Kemudian Unifam juga memiliki produk mi instan sehat Lemonilo. Penjualan kedua produk ini menurut Wishnu tumbuh sangat baik sepanjang tahun lalu. Inilah campaign yang dilancarkan Unifam, bahwa produknya sehat sehingga diterima dengan baik oleh konsumen di masa pandemi ini.

“Padahal dua tahun lalu Lemonilo itu tidak ada penjualan, tapi sekarang luar biasa kenaikannya karena dinilai lebih sehat,” kata dia.

Lima Perubahan Perilaku Konsumen yang Terjadi Akibat Pandemi Covid-19

Head of Large Customer Marketing Google Indonesia, Muriel Makarim mengatakan bahwa dengan memahami keinginan konsumen, perusahaan dapat menghasilkan produk dan layanan sesuai dengan kebutuhan konsumen.

Dalam Report Google Year in Search 2020, terdapat lima kunci utama yang dapat digunakan oleh pemasar dalam memahami konsumen Indonesia. Pertama adalah individual matters atau masalah individu.

“Pandemi membuat masyarakat lebih memahami masalah individu, seperti kesehatan mental dan kesetaraan gender. Brand harus menangkap momentum ini untuk menghadirkan kampanye yang menyentuh emosi konsumen,” ujarnya.

Kedua, higher purpose di mana masyarakat saat ini lebih peduli terhadap sesama. Hal ini berpengaruh pada preferensi produk atau layanan yang ingin digunakan. Konsumen tidak hanya membeli produk, tapi juga ingin mendukung brand atau perusahaan yang memiliki value sesuai dengan konsumen.

“Saat ini sudah banyak brand yang menyentuh emosi konsumen dengan menciptakan kampanye berdasarkan nilai-nilai personal dari masyarakat. Produk kecantikan misalnya yang saat ini banyak membuat produk sustainable,” jelas Muriel.

Ketiga adalah whole selves, menekankan pada perubahan kebiasaan di masyarakat yang juga berdampak pada dunia bisnis. Perubahan ini menuntut dunia bisnis untuk mempelajari kembali norma-norma baru di masyarakat untuk membuat produk dan layanan yang sesuai.

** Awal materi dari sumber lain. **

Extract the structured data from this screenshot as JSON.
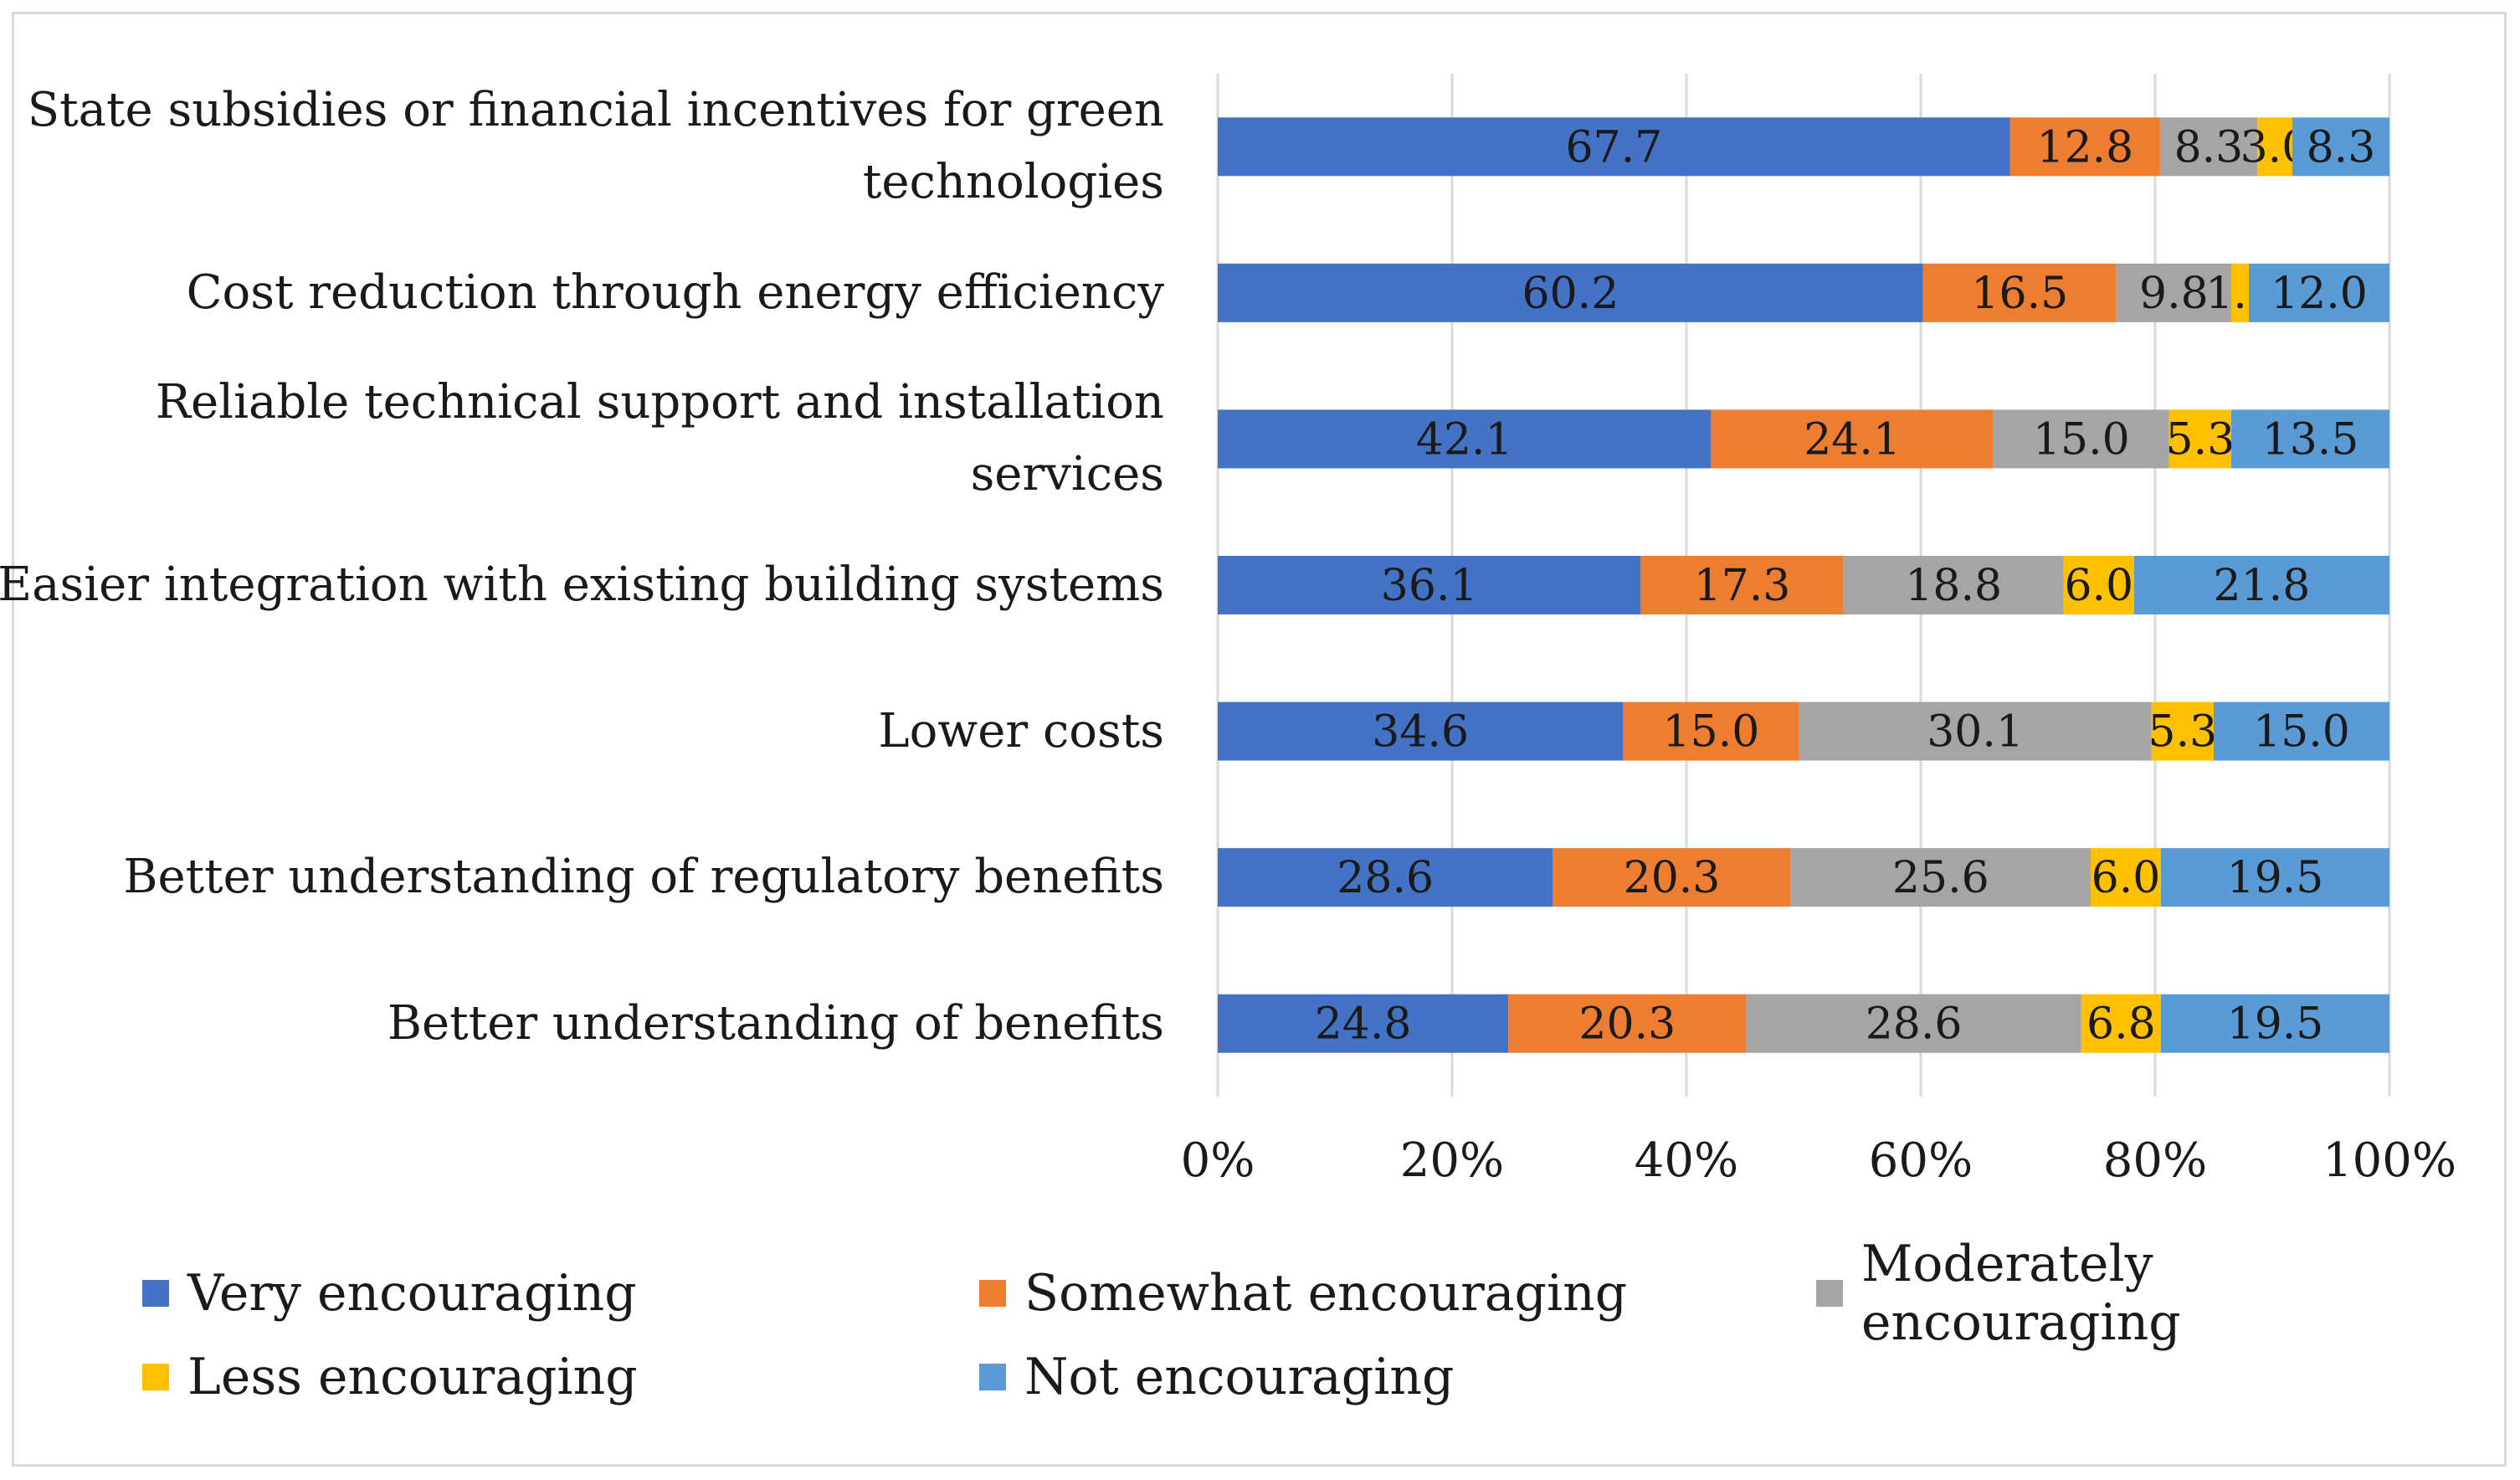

Keempat, sweet relief atau hiburan. Kebutuhan terhadap hiburan semakin besar saat masa pandemi. Apalagi ketika batas antara urusan kerja dan pribadi telah melebur. Brand dituntut untuk membuat strategi marketing yang dapat menarik konsumen dengan cara yang sopan dan menyenangkan.

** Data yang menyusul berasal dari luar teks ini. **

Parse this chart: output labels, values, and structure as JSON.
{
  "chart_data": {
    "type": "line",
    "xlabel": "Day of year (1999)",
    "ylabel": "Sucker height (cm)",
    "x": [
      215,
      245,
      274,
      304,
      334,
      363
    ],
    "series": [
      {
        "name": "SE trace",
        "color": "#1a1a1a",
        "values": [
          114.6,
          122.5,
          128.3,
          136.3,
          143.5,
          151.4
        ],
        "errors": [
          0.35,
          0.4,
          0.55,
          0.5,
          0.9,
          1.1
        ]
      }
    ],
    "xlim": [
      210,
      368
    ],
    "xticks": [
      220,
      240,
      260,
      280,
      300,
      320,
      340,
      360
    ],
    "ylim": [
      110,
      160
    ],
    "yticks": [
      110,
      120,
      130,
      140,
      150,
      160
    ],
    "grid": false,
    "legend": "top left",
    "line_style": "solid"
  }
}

Terakhir, future proofing. Pandemi menjadi wake up call bagi masyarakat Indonesia untuk lebih mempersiapkan masa depan. Brand kemudian perlu memahami apa yang konsumen pikirkan mengenai masa depan. Setelahnya, ciptakan layanan dan produk yang bisa berguna untuk masa depan konsumen.